I think overall she is a doeling with lots of potential. Her body capacity really grabs me, as does her beautiful topline. Her blending and narrowness are what bother me the most, but I still believe she would do well as a breeder, milker, or show doe. Best of luck with her!


----------



## peggy (Aug 11, 2010)

She is beautiful. I think it is harder to judge the younger ones. She looks to have nice feet and legs which is a problem with a lot of Alpines. She looks nice and level over the topline but her rump looks a bit short and a little steep. I like her depth in the body and she has a nice long neck showing dairy character. She could use a little more extension of brisket. She is a very nice looking doe. Congratulations.


----------



## peggy (Aug 11, 2010)

We posted at the same time TrinityRanch. Looks like we are seeing the same things.....


----------



## Emzi00 (May 3, 2013)

Thanks guys, now I have an idea of what to look for in a buck to breed her to this fall, That was a confidence boost as far as showing 
Her dam has a pretty nice udder so I hope she does too when she freshens next year(hopefully). I was looking through her pedigree the other day and she seems to have quite a few grand champions in there, which is pretty cool, thanks again!


----------



## mjs500doo (Nov 24, 2012)

Thurls are slightly too far back, and it appears that her rump has too much slope to it for me today. 

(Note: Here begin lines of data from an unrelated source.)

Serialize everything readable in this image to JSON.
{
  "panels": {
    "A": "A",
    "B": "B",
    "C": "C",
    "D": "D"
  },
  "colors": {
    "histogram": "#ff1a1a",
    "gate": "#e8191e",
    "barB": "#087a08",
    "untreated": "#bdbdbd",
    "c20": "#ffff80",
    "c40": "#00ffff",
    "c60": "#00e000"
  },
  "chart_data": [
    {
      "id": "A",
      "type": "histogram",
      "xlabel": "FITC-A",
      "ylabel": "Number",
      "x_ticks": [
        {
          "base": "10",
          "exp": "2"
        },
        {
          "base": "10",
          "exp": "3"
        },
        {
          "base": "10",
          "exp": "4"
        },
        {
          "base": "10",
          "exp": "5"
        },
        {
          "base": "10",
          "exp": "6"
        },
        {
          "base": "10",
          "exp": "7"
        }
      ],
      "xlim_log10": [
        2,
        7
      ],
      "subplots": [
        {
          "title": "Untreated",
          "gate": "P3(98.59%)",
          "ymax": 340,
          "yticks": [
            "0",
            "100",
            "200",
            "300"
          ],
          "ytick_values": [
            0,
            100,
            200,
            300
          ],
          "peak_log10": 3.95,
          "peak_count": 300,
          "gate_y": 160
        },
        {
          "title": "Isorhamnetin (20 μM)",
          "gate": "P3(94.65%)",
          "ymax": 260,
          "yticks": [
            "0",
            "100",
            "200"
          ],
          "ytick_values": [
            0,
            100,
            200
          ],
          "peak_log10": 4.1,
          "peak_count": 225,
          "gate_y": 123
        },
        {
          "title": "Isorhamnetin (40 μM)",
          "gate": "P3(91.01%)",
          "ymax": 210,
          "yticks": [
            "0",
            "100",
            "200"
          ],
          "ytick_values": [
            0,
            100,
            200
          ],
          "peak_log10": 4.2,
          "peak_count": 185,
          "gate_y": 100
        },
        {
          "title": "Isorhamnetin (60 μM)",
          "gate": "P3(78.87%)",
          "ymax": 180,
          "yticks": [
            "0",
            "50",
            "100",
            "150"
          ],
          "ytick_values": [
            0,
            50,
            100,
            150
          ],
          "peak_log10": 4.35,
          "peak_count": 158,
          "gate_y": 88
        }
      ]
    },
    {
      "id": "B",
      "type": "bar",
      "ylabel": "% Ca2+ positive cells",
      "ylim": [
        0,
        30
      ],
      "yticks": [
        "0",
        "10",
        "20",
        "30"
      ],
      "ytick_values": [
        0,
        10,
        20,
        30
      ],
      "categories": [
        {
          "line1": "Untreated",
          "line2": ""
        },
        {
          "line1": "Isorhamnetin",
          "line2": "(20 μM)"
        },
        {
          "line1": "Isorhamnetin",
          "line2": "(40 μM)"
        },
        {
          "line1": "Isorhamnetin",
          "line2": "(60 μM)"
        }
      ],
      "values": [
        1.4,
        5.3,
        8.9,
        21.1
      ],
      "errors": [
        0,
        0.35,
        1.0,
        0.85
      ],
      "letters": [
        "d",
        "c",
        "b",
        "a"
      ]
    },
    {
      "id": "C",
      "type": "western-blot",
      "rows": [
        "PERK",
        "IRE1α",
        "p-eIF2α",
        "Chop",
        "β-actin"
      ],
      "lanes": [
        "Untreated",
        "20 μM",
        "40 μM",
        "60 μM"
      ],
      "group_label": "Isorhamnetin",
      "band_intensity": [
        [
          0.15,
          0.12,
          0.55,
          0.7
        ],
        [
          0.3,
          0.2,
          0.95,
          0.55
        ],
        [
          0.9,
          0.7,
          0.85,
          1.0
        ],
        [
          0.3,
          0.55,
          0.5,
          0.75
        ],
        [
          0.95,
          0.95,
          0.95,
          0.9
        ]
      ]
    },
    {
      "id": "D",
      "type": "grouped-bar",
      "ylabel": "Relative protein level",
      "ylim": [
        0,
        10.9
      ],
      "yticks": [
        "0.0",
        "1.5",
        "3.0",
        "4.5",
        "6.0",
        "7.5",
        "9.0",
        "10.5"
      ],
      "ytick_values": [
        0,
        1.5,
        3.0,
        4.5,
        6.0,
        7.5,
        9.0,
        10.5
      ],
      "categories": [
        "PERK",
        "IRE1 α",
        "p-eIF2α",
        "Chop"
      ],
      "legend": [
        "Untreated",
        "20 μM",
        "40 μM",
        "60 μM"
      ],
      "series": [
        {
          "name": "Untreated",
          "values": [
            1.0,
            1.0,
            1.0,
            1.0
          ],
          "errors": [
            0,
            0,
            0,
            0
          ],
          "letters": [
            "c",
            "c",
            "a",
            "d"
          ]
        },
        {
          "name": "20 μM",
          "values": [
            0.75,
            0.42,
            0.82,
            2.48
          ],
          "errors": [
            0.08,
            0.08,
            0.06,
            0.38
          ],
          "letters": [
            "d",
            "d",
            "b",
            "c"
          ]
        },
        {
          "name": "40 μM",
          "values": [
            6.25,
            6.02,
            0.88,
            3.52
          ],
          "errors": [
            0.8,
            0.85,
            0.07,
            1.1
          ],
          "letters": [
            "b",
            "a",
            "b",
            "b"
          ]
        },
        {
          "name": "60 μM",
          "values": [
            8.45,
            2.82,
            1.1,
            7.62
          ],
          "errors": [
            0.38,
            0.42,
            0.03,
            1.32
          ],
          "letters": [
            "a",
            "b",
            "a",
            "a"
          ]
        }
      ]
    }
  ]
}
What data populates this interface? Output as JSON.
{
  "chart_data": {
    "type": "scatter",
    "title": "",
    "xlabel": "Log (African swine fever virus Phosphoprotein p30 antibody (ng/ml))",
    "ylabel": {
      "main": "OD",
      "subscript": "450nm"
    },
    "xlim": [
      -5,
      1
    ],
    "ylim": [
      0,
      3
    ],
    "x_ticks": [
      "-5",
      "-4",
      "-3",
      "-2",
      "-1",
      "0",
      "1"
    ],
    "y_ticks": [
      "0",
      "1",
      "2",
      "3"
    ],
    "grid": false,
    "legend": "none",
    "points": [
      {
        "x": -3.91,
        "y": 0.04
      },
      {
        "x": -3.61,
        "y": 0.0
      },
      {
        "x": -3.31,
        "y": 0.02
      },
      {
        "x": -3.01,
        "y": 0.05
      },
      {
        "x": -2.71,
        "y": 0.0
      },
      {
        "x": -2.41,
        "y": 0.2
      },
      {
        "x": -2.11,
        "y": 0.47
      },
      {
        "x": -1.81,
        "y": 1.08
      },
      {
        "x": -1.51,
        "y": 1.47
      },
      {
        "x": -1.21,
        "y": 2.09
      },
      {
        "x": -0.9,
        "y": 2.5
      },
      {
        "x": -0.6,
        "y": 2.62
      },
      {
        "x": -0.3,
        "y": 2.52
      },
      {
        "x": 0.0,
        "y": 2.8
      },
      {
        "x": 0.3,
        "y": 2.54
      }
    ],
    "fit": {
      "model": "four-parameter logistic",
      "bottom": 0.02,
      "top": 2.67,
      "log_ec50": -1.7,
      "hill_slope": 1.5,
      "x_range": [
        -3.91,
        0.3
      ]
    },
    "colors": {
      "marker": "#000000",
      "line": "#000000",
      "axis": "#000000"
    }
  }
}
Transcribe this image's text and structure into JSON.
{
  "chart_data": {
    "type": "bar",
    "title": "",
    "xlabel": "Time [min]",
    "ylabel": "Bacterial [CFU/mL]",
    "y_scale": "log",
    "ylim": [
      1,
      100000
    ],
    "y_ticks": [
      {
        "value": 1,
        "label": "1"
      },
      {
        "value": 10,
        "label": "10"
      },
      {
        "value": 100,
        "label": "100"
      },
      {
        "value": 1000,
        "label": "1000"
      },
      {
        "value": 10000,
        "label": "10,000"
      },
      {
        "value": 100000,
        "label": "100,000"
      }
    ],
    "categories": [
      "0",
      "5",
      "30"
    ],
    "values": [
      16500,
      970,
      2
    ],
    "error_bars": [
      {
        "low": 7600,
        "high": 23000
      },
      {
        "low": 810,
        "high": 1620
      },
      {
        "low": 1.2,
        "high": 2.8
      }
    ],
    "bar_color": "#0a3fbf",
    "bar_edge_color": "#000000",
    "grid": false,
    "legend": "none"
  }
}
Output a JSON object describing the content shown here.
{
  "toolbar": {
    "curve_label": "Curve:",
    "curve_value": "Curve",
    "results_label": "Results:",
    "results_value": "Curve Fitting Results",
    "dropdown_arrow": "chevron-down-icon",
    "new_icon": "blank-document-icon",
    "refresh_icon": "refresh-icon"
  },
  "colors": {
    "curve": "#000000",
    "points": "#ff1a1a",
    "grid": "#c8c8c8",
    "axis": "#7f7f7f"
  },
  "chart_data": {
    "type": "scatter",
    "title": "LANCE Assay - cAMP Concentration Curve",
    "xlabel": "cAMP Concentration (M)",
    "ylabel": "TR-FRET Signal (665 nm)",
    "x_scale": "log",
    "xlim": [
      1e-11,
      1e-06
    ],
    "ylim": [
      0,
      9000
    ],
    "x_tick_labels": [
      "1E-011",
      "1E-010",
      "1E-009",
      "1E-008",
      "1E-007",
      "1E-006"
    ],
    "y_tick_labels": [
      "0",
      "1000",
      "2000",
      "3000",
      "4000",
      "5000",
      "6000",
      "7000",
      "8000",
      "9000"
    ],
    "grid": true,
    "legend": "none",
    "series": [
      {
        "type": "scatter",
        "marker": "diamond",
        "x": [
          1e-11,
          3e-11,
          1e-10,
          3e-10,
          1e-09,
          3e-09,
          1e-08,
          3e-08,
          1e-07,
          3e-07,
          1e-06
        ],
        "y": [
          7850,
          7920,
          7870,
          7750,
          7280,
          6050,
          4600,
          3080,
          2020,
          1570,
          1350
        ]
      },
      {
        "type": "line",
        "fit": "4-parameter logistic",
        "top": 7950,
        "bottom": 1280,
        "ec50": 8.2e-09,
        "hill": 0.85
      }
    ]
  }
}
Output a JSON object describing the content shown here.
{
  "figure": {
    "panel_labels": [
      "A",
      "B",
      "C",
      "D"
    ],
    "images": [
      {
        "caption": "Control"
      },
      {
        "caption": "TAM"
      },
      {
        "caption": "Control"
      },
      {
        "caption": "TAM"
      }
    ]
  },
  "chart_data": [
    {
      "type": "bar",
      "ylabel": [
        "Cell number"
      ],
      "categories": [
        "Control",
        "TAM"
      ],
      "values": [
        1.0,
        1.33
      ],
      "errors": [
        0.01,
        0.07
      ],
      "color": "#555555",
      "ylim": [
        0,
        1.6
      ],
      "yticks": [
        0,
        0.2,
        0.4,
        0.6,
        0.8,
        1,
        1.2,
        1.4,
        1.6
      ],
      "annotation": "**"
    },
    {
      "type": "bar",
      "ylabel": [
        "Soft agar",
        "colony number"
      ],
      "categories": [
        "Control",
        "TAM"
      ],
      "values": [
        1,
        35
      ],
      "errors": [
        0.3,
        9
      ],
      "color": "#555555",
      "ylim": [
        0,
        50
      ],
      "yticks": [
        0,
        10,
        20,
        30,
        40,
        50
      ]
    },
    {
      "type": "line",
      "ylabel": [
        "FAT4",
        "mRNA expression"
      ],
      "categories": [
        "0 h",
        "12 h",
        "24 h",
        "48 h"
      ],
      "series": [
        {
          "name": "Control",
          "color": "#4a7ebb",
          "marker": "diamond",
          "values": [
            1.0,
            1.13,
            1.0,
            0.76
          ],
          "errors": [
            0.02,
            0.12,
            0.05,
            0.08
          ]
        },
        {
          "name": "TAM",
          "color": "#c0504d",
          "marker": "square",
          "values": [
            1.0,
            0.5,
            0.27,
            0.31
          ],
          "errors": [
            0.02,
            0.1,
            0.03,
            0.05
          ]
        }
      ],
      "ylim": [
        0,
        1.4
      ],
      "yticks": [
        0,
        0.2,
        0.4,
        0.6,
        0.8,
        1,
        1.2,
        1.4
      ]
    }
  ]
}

Other than that she's a powerful young lady! She could also be in an awkward growth stage as well though too.


----------



## Emzi00 (May 3, 2013)

Her rump doesn't really look to steep in person.. I sure hope she's in an awkward stage, she's REALLY awkward..Lol thanks for your thoughts


----------



## mjs500doo (Nov 24, 2012)

Emzi00 said:


> Her rump doesn't really look to steep in person.. I sure hope she's in an awkward stage, she's REALLY awkward..Lol thanks for your thoughts


Right, totally get that! Pictures are NEVER enough justice!!


----------